132. Over the Carnage

OVER the carnage rose prophetic a voice,

Be not dishearten’d—Affection shall solve the problems of Freedom yet;

Those who love each other shall become invincible—they shall yet make Columbia victorious.

Sons of the Mother of All! you shall yet be victorious!

You shall yet laugh to scorn the attacks of all the remainder of the earth.

No danger shall balk Columbia’s lovers;

If need be, a thousand shall sternly immolate themselves for one.

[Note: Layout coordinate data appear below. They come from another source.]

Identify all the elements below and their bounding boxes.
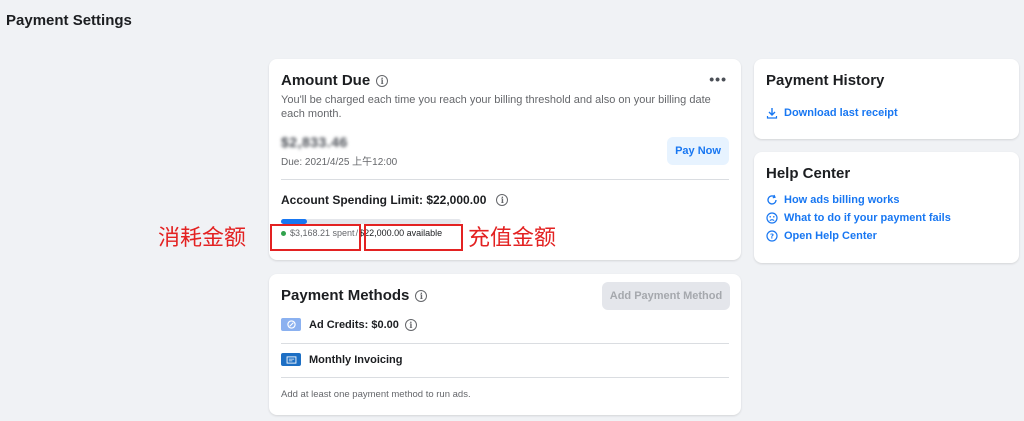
amount-due-title: Amount Due [281, 72, 371, 89]
spending-limit-row: Account Spending Limit: $22,000.00 i [281, 193, 509, 207]
divider [281, 377, 729, 378]
monthly-invoicing-label: Monthly Invoicing [309, 353, 403, 366]
annotation-available: 充值金额 [468, 226, 557, 251]
help-link-label: What to do if your payment fails [784, 212, 951, 224]
help-center-card: Help Center How ads billing works What t… [754, 152, 1019, 263]
available-highlight-box [364, 224, 463, 251]
monthly-invoicing-row[interactable]: Monthly Invoicing [281, 353, 403, 366]
payment-methods-footer: Add at least one payment method to run a… [281, 389, 471, 400]
spent-highlight-box [270, 224, 361, 251]
help-link-payment-fails[interactable]: What to do if your payment fails [766, 212, 951, 224]
ad-credits-label: Ad Credits: $0.00 [309, 318, 399, 331]
help-link-billing[interactable]: How ads billing works [766, 194, 900, 206]
info-icon[interactable]: i [376, 74, 389, 87]
coupon-icon [281, 318, 301, 331]
payment-methods-card: Payment Methods i Add Payment Method Ad … [269, 274, 741, 415]
help-link-label: Open Help Center [784, 230, 877, 242]
info-icon[interactable]: i [404, 318, 417, 331]
help-link-label: How ads billing works [784, 194, 900, 206]
payment-methods-heading: Payment Methods i [281, 287, 428, 304]
help-center-title: Help Center [766, 165, 851, 182]
more-options-icon[interactable]: ••• [709, 71, 727, 87]
due-date: Due: 2021/4/25 上午12:00 [281, 157, 398, 168]
amount-due-heading: Amount Due i [281, 72, 389, 89]
amount-due-description: You'll be charged each time you reach yo… [281, 94, 711, 120]
download-receipt-link[interactable]: Download last receipt [766, 107, 898, 119]
payment-methods-title: Payment Methods [281, 287, 410, 304]
info-icon[interactable]: i [415, 289, 428, 302]
download-icon [766, 107, 778, 119]
add-payment-method-button[interactable]: Add Payment Method [602, 282, 730, 310]
info-icon[interactable]: i [496, 194, 509, 206]
help-link-open-help-center[interactable]: ? Open Help Center [766, 230, 877, 242]
page-title: Payment Settings [6, 12, 132, 29]
divider [281, 343, 729, 344]
spending-limit-label: Account Spending Limit: $22,000.00 [281, 193, 487, 207]
divider [281, 179, 729, 180]
ad-credits-row: Ad Credits: $0.00 i [281, 318, 417, 331]
help-circle-icon: ? [766, 230, 778, 242]
refresh-icon [766, 194, 778, 206]
payment-history-card: Payment History Download last receipt [754, 59, 1019, 139]
svg-text:?: ? [770, 233, 774, 241]
pay-now-button[interactable]: Pay Now [667, 137, 729, 165]
invoice-icon [281, 353, 301, 366]
payment-history-title: Payment History [766, 72, 885, 89]
annotation-spent: 消耗金额 [158, 226, 247, 251]
sad-face-icon [766, 212, 778, 224]
amount-due-value: $2,833.46 [281, 134, 348, 150]
download-receipt-label: Download last receipt [784, 107, 898, 119]
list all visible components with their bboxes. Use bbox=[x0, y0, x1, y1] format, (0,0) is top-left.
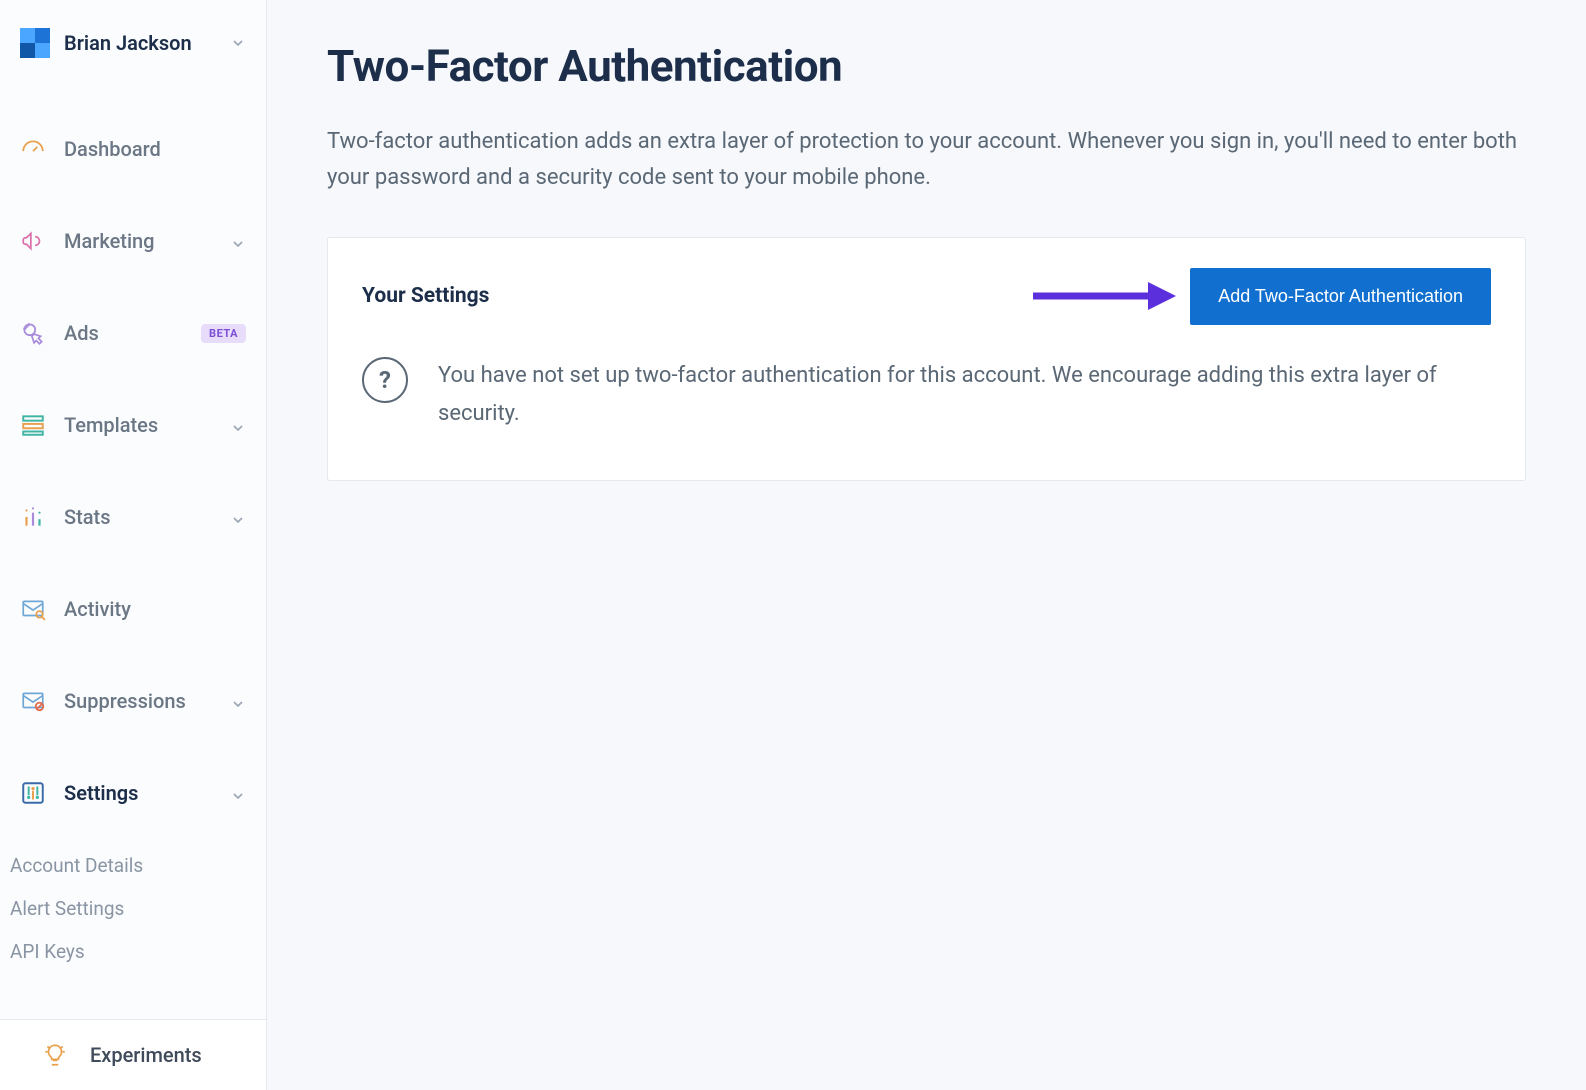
sidebar: Brian Jackson Dashboard Marketing bbox=[0, 0, 267, 1090]
sidebar-nav: Dashboard Marketing Ads BET bbox=[0, 86, 266, 973]
sidebar-item-label: Marketing bbox=[64, 229, 212, 253]
chevron-down-icon bbox=[230, 509, 246, 525]
beta-badge: BETA bbox=[201, 324, 246, 343]
user-name: Brian Jackson bbox=[64, 31, 216, 55]
cursor-click-icon bbox=[20, 320, 46, 346]
lightbulb-icon bbox=[42, 1042, 68, 1068]
sidebar-item-label: Experiments bbox=[90, 1043, 202, 1067]
chevron-down-icon bbox=[230, 693, 246, 709]
subnav-alert-settings[interactable]: Alert Settings bbox=[10, 887, 266, 930]
chevron-down-icon bbox=[230, 417, 246, 433]
sidebar-item-label: Suppressions bbox=[64, 689, 212, 713]
sidebar-item-dashboard[interactable]: Dashboard bbox=[0, 122, 266, 176]
sidebar-item-label: Ads bbox=[64, 321, 183, 345]
sidebar-item-label: Settings bbox=[64, 781, 212, 805]
sidebar-item-marketing[interactable]: Marketing bbox=[0, 214, 266, 268]
megaphone-icon bbox=[20, 228, 46, 254]
page-description: Two-factor authentication adds an extra … bbox=[327, 124, 1526, 197]
main-content: Two-Factor Authentication Two-factor aut… bbox=[267, 0, 1586, 1090]
sidebar-item-suppressions[interactable]: Suppressions bbox=[0, 674, 266, 728]
sidebar-scroll: Brian Jackson Dashboard Marketing bbox=[0, 0, 266, 1019]
question-mark-icon: ? bbox=[362, 357, 408, 403]
sidebar-item-activity[interactable]: Activity bbox=[0, 582, 266, 636]
sidebar-item-label: Stats bbox=[64, 505, 212, 529]
subnav-account-details[interactable]: Account Details bbox=[10, 844, 266, 887]
bar-chart-icon bbox=[20, 504, 46, 530]
card-header-actions: Add Two-Factor Authentication bbox=[1028, 268, 1491, 325]
sidebar-item-ads[interactable]: Ads BETA bbox=[0, 306, 266, 360]
chevron-down-icon bbox=[230, 785, 246, 801]
sidebar-item-templates[interactable]: Templates bbox=[0, 398, 266, 452]
add-two-factor-button[interactable]: Add Two-Factor Authentication bbox=[1190, 268, 1491, 325]
subnav-api-keys[interactable]: API Keys bbox=[10, 930, 266, 973]
layout-icon bbox=[20, 412, 46, 438]
chevron-down-icon bbox=[230, 233, 246, 249]
sidebar-item-settings[interactable]: Settings bbox=[0, 766, 266, 820]
sidebar-item-experiments[interactable]: Experiments bbox=[0, 1019, 266, 1090]
settings-subnav: Account Details Alert Settings API Keys bbox=[0, 844, 266, 973]
settings-message: You have not set up two-factor authentic… bbox=[438, 357, 1458, 434]
gauge-icon bbox=[20, 136, 46, 162]
sidebar-item-label: Dashboard bbox=[64, 137, 246, 161]
chevron-down-icon bbox=[230, 35, 246, 51]
app-root: Brian Jackson Dashboard Marketing bbox=[0, 0, 1586, 1090]
arrow-annotation-icon bbox=[1028, 276, 1178, 316]
card-body: ? You have not set up two-factor authent… bbox=[362, 357, 1491, 434]
mail-block-icon bbox=[20, 688, 46, 714]
card-header: Your Settings Add Two-Factor Authenticat… bbox=[362, 268, 1491, 325]
sidebar-item-label: Activity bbox=[64, 597, 246, 621]
sidebar-item-stats[interactable]: Stats bbox=[0, 490, 266, 544]
mail-search-icon bbox=[20, 596, 46, 622]
user-menu[interactable]: Brian Jackson bbox=[0, 0, 266, 86]
sliders-icon bbox=[20, 780, 46, 806]
page-title: Two-Factor Authentication bbox=[327, 40, 1526, 92]
settings-card: Your Settings Add Two-Factor Authenticat… bbox=[327, 237, 1526, 481]
card-heading: Your Settings bbox=[362, 284, 489, 308]
sidebar-item-label: Templates bbox=[64, 413, 212, 437]
avatar bbox=[20, 28, 50, 58]
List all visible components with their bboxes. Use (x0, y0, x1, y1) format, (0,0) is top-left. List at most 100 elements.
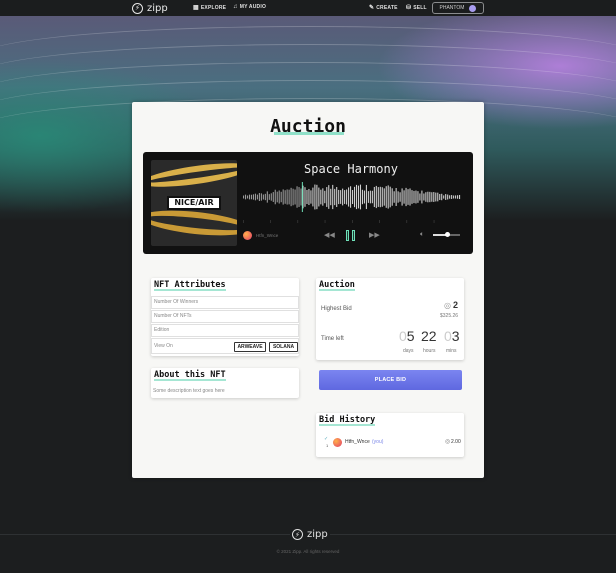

One from Massachusetts shall be a Missourian’s comrade;

From Maine and from hot Carolina, and another, an Oregonese, shall be friends triune,

More precious to each other than all the riches of the earth.

To Michigan, Florida perfumes shall tenderly come;

Not the perfumes of flowers, but sweeter, and wafted beyond death.

It shall be customary in the houses and streets to see manly affection;

The most dauntless and rude shall touch face to face lightly;

The dependence of Liberty shall be lovers,

The continuance of Equality shall be comrades.

These shall tie you and band you stronger than hoops of iron;

I, extatic, O partners! O lands! with the love of lovers tie you.

(Were you looking to be held together by the lawyers?

Or by an agreement on a paper? or by arms?